The growing black economy means unpaid pension contributions. In turn, that means pensioners of the near future will drop below the absolute poverty line. This is the country the political class of Hungary has created since 1989: an unsustainable, slapdash economy with many ill-equipped to cope with globalisation.

But surely Hungary is an independent country and can make its own mistakes? In fact, the British Labour Party may have to bear some responsibility for what has happened to Hungary. The Hungarian Socialists used to point to Labour as an illustration of a successful neo-liberal approach. They admired its embrace of the Thatcherite doctrine of privatisation and the relaxed attitude to some people becoming stupendously rich. As far as the Hungarian Socialists were concerned, Britain’s flexible, unregulated labour markets and debt-laden economy constituted a shining example.

As for their own 20 years of existence and 12 years in power, though, Hungary’s Socialists cannot point to any marginal success, such as Labour’s initial campaigns against homelessness or Sure Start for the poorest children. They can’t boast of policies which have helped the poorest in Hungarian society – other than the benefits handed out as election-time bribes. And these tend to be clawed back in one way or another. Hungary’s teachers and nurses remain the poorest-paid in the Organisation for Economic Co-operation and Development region.

Hungary’s Socialists claim to be modern European social democrats. In fact, the closest comparison may be with Bettino Craxi’s Italian Socialist Party of the 1980s – rotten to the core and destined to implode.
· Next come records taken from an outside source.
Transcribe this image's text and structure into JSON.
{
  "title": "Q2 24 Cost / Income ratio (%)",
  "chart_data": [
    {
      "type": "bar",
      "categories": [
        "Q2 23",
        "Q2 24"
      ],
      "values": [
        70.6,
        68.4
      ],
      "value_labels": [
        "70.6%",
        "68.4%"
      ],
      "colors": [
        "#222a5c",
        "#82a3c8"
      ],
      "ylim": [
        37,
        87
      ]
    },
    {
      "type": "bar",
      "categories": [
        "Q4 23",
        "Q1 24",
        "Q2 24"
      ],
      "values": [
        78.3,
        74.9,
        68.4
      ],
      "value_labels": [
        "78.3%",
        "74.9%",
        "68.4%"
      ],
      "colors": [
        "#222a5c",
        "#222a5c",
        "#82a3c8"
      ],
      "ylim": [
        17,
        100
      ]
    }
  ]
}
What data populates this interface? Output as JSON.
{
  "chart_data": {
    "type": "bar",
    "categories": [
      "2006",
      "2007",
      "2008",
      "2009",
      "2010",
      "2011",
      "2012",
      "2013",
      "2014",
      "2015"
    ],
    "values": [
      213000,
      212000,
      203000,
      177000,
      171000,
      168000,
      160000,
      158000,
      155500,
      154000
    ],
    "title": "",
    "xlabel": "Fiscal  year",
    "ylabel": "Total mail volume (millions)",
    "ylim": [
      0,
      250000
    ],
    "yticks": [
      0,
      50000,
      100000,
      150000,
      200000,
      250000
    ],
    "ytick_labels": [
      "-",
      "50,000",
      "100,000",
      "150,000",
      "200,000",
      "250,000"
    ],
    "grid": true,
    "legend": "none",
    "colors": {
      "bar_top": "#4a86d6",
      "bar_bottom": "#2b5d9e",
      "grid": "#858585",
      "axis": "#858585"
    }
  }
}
In the absence of mass participation, Hungarian democracy consists of a string of unravelling dependencies, with the opposition and government dependent on one another to provide their respective identities, all parties dependent on anonymous campaign donations and the media dependent on scraps from their masters’ tables. And possibly the most unhealthy dependency of all is Hungary’s dependence on its pseudo-Socialist Party to deliver it from the nationalist right wing and a fierce economic slump.


Carl Rowlands is on the co-ordinating committee of the central Europe branch of Labour International. He writes here in a personal capacity

Fact box: Successful businessman, failed PM

FERENC Gyurcsany was leader of the Young Communist student movement, overseeing its dissolution during the 1989 transition to democracy. He left politics to pursue a highly successful career as a businessman, making full use of his contacts. He returned to state affairs in 2003 as minister for sports, youth and children. The following year, he became Prime Minister and marked this occasion with his “First 100 Days” package. Since then, there have been many other packages and initiatives, reflecting his admiration for “new” Labour’s approach to governing.

Following the 2006 election, Gyurcsany was heard on a leaked tape recording referring to his party’s lies and the fact that they had “screwed up”. These revelations prompted riots. Attempts to introduce fees for GPs and a charge on hospital stays were thrown out in a referendum in 2007.

Gyurcsany proceeded to consolidate his grip on the MSZP, but his popularity in the country failed to recover. With the global recession forcing him to turn to the International Monetary Fund and the European Union for emergency help, his room for manoeuvre was seriously restricted. He resigned as Prime Minister last month.